The drivers allow Windows installations to read Mac OS X HFS+ formatted partitions

May 11, 2009 09:43 GMT  ·  By

Mac-focused site MacRumors claims to have gained knowledge of Windows HFS+ drivers being included with Apple's Boot Camp utility under Mac OS X 10.6 Snow Leopard. The drivers will allow Windows installations to read Mac OS X HFS+ formatted partitions, making it easier for users to move and edit files between the Windows and Mac OS.

According to the report in question, the utility that allows users to boot Microsoft's Windows on their Intel Macs includes the necessary Windows drivers to support the hardware on every existing Macintosh. However, Windows doesn't generally recognize Mac formatted hard drives, thus making it hard or impossible to read or write to them without installing the necessary drivers. “The newest version of Snow Leopard's Boot Camp appears to include these special drivers to allow read access to Mac data even under Windows,” the site has learned.

According to Apple, “Boot Camp supports the most popular 32-bit releases of Windows XP and Windows Vista. When you use either operating system on your Mac, your Windows applications will run at native speed. Windows applications have full access to multiple processors and multiple cores, accelerated 3D graphics, and high-speed connections like USB, FireWire, Wi-Fi, and Gigabit Ethernet.”

“If you’re already working with Boot Camp Beta, you’re practically finished before you start. All you need is some new drivers. To install them, simply start up your Mac in Windows and update the drivers from the Leopard DVD,” the description for the current version of Boot Camp (in Mac OS X 10.5 Leopard) reads. The same methods should apply to Snow Leopard (Mac OS X 10.6) users as well.

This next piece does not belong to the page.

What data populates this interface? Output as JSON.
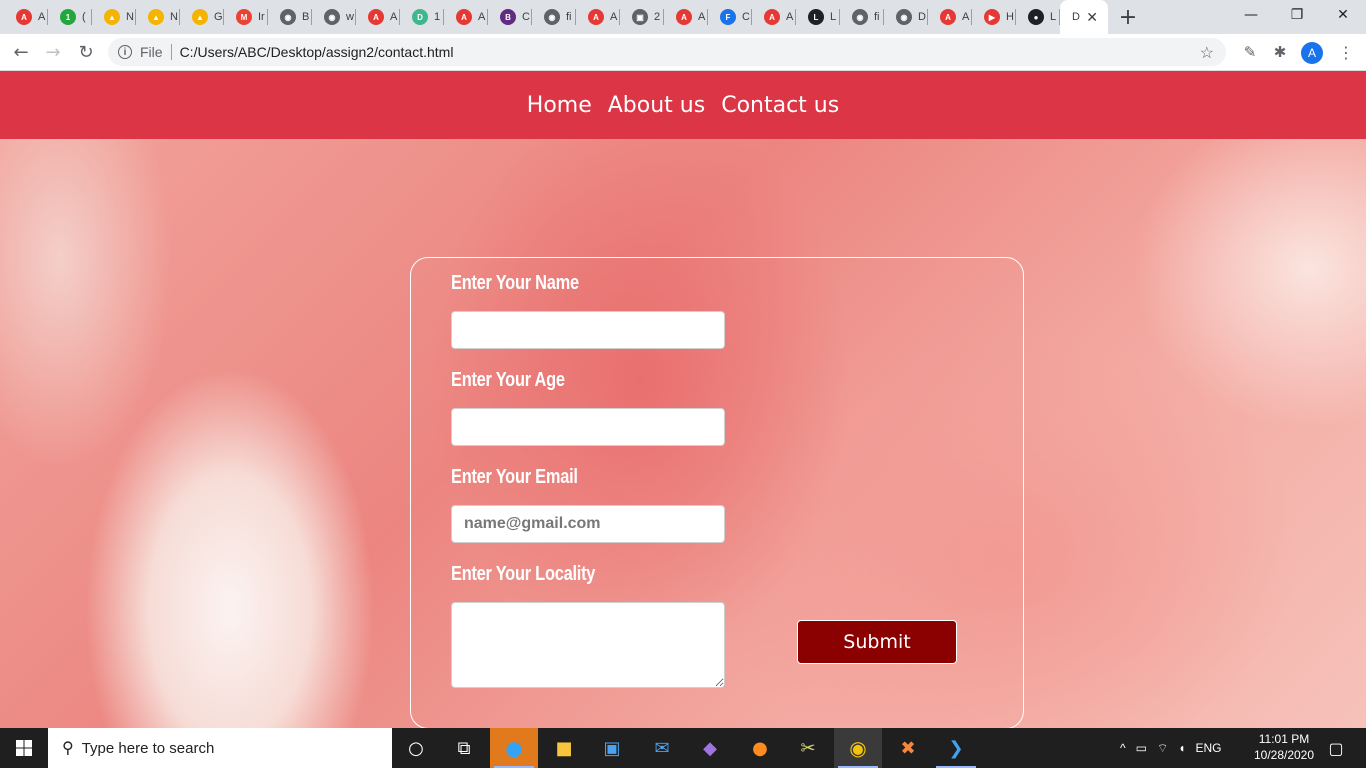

As reported earlier today, the latest Snow Leopard seed shows signs of less adding of features and more tweaking and bug fixing, according to the folks at World of Apple. The source points out to the addition of Chinese handwriting recognition on multi-touch-capable Macs as a notable change. Mac OS X 10.6 Build 10A354 lists enough known issues to keep developers busy for another week or so.